L’action se situe alternativement en Colombie et à Paris.ACTE 1 :Sur les bords du fleuve Magdalena, dans un village des faubourgs de Puerto Honda (Colombie), en 1912, les indiens Muzos, fraîchement convertis au christianisme par le Padre José, travaillent durement dans les mines d’émeraude. Ils pratiquent une religion syncrétique, mêlant culte virginal et culte de l’oiseau protecteur Teru. La mine est propriété du général Carabana qui impose des conditions de travail pénibles, suscitant le mécontentement des indiens Muzos, conduits par Maria, qui menacent de faire grève. Maria tombe amoureuse de Pedro, chauffeur de bus local qui débarque les indiens qui travaillent à la mine.
Paris, deux semaines plus tard, au café « À la petite souris noire », tenu par Teresa, spécialiste reconnue pour ses crêpes Suzette, le général Carabana sirote son champagne, lorsque débarque le maire du village colombien, le Major Blanco, chargé de convaincre le général de rentrer au pays avec Teresa afin de mettre un terme au conflit social qui agite la mine.
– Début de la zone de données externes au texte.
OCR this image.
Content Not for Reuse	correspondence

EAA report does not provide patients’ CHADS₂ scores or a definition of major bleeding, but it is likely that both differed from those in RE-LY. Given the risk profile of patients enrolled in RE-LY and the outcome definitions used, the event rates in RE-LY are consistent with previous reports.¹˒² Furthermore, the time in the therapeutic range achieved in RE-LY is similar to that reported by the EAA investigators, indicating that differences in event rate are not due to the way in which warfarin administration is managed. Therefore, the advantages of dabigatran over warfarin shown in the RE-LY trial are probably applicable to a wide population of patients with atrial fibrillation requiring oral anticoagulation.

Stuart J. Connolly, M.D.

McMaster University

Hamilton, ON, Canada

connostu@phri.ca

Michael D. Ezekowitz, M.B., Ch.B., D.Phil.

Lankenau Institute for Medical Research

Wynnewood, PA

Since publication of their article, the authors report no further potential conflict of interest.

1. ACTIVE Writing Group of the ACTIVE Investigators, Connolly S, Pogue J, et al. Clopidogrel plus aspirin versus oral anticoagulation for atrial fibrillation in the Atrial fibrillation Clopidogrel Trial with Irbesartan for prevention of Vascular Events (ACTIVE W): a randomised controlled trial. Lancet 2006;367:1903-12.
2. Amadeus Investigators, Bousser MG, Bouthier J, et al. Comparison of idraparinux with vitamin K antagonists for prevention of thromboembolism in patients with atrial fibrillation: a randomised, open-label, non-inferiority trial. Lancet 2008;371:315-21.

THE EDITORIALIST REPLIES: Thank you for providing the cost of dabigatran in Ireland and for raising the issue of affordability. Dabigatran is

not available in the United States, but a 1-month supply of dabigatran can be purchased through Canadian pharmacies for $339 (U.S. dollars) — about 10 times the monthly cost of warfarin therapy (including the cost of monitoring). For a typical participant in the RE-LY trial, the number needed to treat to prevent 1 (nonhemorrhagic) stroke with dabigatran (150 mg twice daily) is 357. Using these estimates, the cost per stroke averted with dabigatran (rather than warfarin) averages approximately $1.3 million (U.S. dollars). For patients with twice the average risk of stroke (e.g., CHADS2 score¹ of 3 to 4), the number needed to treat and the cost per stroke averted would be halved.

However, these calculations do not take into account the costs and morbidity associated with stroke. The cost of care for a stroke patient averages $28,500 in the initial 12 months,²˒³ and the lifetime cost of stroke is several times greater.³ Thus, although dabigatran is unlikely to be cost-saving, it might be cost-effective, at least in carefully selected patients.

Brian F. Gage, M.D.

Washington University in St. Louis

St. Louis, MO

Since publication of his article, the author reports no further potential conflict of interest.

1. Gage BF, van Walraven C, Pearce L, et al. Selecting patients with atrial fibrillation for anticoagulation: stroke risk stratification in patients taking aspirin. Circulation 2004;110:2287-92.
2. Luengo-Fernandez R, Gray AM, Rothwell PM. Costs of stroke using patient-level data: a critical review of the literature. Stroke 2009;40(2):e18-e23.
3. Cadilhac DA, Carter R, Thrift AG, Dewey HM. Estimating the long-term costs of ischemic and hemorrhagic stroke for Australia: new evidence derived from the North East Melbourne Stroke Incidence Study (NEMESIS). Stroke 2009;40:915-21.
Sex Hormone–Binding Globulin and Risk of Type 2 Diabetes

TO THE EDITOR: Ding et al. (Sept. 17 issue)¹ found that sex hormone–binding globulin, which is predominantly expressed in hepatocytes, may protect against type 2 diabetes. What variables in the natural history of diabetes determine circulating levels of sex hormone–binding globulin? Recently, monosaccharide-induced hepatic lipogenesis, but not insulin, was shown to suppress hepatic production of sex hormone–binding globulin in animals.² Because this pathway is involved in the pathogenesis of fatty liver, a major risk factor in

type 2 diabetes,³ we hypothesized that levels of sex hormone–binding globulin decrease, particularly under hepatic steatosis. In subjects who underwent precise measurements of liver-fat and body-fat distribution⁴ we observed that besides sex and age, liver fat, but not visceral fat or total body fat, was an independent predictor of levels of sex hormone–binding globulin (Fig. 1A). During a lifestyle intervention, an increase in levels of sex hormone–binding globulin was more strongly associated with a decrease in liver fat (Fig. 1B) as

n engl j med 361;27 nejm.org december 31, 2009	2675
Débarquant en Colombie dix jours plus tard, le général et Teresa sont mal accueillis. De dépit, Teresa cherche à séduire Pedro qui ordonne aux indiens de l’ethnie Chivor, demeurée païenne, de dérobée une statue de la Madone, à l’issue d’une fête.ACTE 2 :Dans la jungle colombienne, lors d’un rituel païen en l’honneur de l’oiseau Teru, Maria découvre la vérité sur le vol de la statue de la Vierge et décide donc de reporter ses noces avec Pedro, instigateur du forfait. Elle veut aussi pouvoir régler le conflit à la mine avant son mariage, tandis que Pedro confirme son attachement indéfectible à la liberté de son peuple. La révolte éclate alors à la mine.
À l’occasion d’un banquet se déroulant dans la propriété du général Carabana, Maria accepte un accord amiable avec le général en feignant de consentir à convoler avec celui-ci qui la convoite depuis longtemps. Se sentant trahie, Teresa qui officie aux cuisines, se venge en tuant le général d’une indigestion. Désireux de faire triompher les intérêts du général, le major Blanco fait saboter le bus de Pedro qui explose en pleine rue. Maria est désespérée et se confie au Padre José. Pedro, qui a miraculeusement échappé à l’attentat, refait surface et permet qu’un consensus soit établi entre tous les protagonistes, afin de mettre un terme à la révolte des mineurs Muzos et à la spirale de violence qui menace le village. La statue de la Madone est restituée pour l’occasion.La partition écrite et orchestrée par Villa-Lobos reprend quelques passages de ses célèbres Bachianas Brasileiras (9 opus s’étalant de 1932 à 1944) et fait la part belle à un orchestre somptueux, de type ravélien. Malgré les coupes opérées par le commanditaire américain, la partition fut unanimement saluée par la critique, faisant oublier le caractère quelque peu bancale de l’intrigue, dont certaines situations frisent le ridicule.
Il en n’en demeure pas moins que Magdalena figure comme l’une des œuvres lyriques les plus originales sinon les plus étranges du répertoire du XXe siècle. À découvrir ou à redécouvrir.